When a social-studies teacher at my school was selected to become the first civilian in space in 1985, it was a shining occasion for Concord High and for the community as a whole. It didn’t end well, with the Space Shuttle Challenger disaster and its aftermath having been amply documented here and elsewhere.
The runner-up to McAuliffe in NASA’s Teacher in Space competition was an educator from McCall, Idaho named Barbara Morgan.
Despite the horrors of January 28, 1986 and the major and minor difficulties plaguing NASA intermittently ever since, Morgan, who trained extenseively with and befriended McAuliffe over 21 years ago, is scheduled to fly on the Space Shuttle Endeavor tonight. Now 55, she’ll be the second-oldest American to ever undertake a maiden space voyage.
A conspiciously unbylined column in yesterday’s Concord Monitor bleeds pessimism like liquid hydrogen.

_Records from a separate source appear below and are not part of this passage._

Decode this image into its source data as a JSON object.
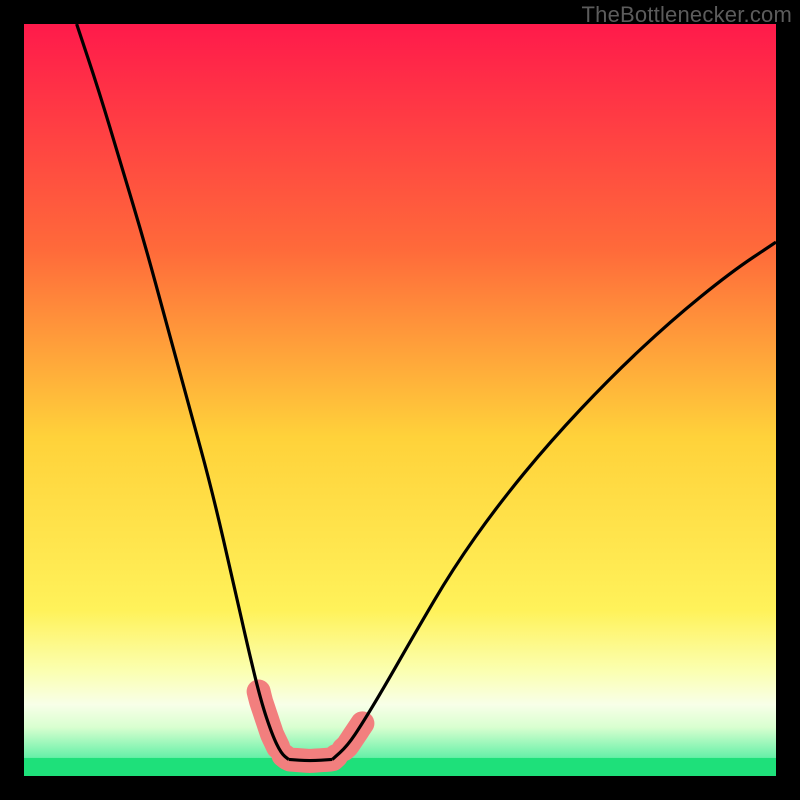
{
  "watermark": "TheBottlenecker.com",
  "colors": {
    "frame": "#000000",
    "curve_stroke": "#000000",
    "salmon_band": "#f27f7e",
    "green_strip": "#1ee07a",
    "watermark_text": "#5c5c5c",
    "gradient_stops": [
      {
        "offset": 0,
        "color": "#ff1a4b"
      },
      {
        "offset": 0.3,
        "color": "#ff6a3a"
      },
      {
        "offset": 0.55,
        "color": "#ffd23a"
      },
      {
        "offset": 0.78,
        "color": "#fff25a"
      },
      {
        "offset": 0.86,
        "color": "#fbffb0"
      },
      {
        "offset": 0.905,
        "color": "#f8ffe8"
      },
      {
        "offset": 0.935,
        "color": "#d9ffd0"
      },
      {
        "offset": 0.975,
        "color": "#67f0a8"
      },
      {
        "offset": 1.0,
        "color": "#1ee07a"
      }
    ]
  },
  "chart_data": {
    "type": "line",
    "title": "",
    "xlabel": "",
    "ylabel": "",
    "xlim": [
      0,
      100
    ],
    "ylim": [
      0,
      100
    ],
    "legend": false,
    "grid": false,
    "series": [
      {
        "name": "left-curve",
        "x": [
          7,
          10,
          13,
          16,
          19,
          22,
          25,
          28,
          29.8,
          31.5,
          33.0,
          34.2,
          35.2
        ],
        "y": [
          100,
          91,
          81,
          71,
          60,
          49,
          38,
          25,
          17,
          10,
          5.5,
          3.0,
          2.2
        ],
        "note": "y ≈ percent height from bottom of plot area; estimated from pixels"
      },
      {
        "name": "valley-floor",
        "x": [
          35.2,
          38.0,
          41.0
        ],
        "y": [
          2.2,
          2.0,
          2.2
        ]
      },
      {
        "name": "right-curve",
        "x": [
          41.0,
          43.0,
          45.0,
          48.0,
          52.0,
          57.0,
          63.0,
          70.0,
          78.0,
          86.0,
          94.0,
          100.0
        ],
        "y": [
          2.2,
          4.0,
          7.0,
          12.0,
          19.0,
          27.5,
          36.0,
          44.5,
          53.0,
          60.5,
          67.0,
          71.0
        ]
      }
    ],
    "annotations": {
      "valley_bottom_x_range_pct": [
        33.0,
        43.0
      ],
      "salmon_overlay_segments_x_pct": [
        [
          31.2,
          33.8
        ],
        [
          34.5,
          41.5
        ],
        [
          42.5,
          45.0
        ]
      ],
      "green_strip_y_range_pct": [
        0.0,
        2.4
      ],
      "description": "Two black curves descending into a V-shaped valley over a vertical red→yellow→pale→green gradient; salmon-colored blobs mark where curves dip into the bottom band; thin bright-green strip at the very bottom."
    }
  }
}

I wish they hadn’t chosen to adopt such a doomsday tone and to remark primarily on Morgan’s perseverance, but that they did not is simply more assurance that those who were there to cover what was ostenibly both a celebration and a historic moment in 1986 remember all too well the impact of what remains, and hopefully always will, the darkest moment in the history of humanned flight.
Call me a stubborn dreamer, but not only am I confident Morgan will fulfull — emotionally, symbolically, and technically — the very legacy Christa would have wanted for anyone, I can’t wait to watch it happen.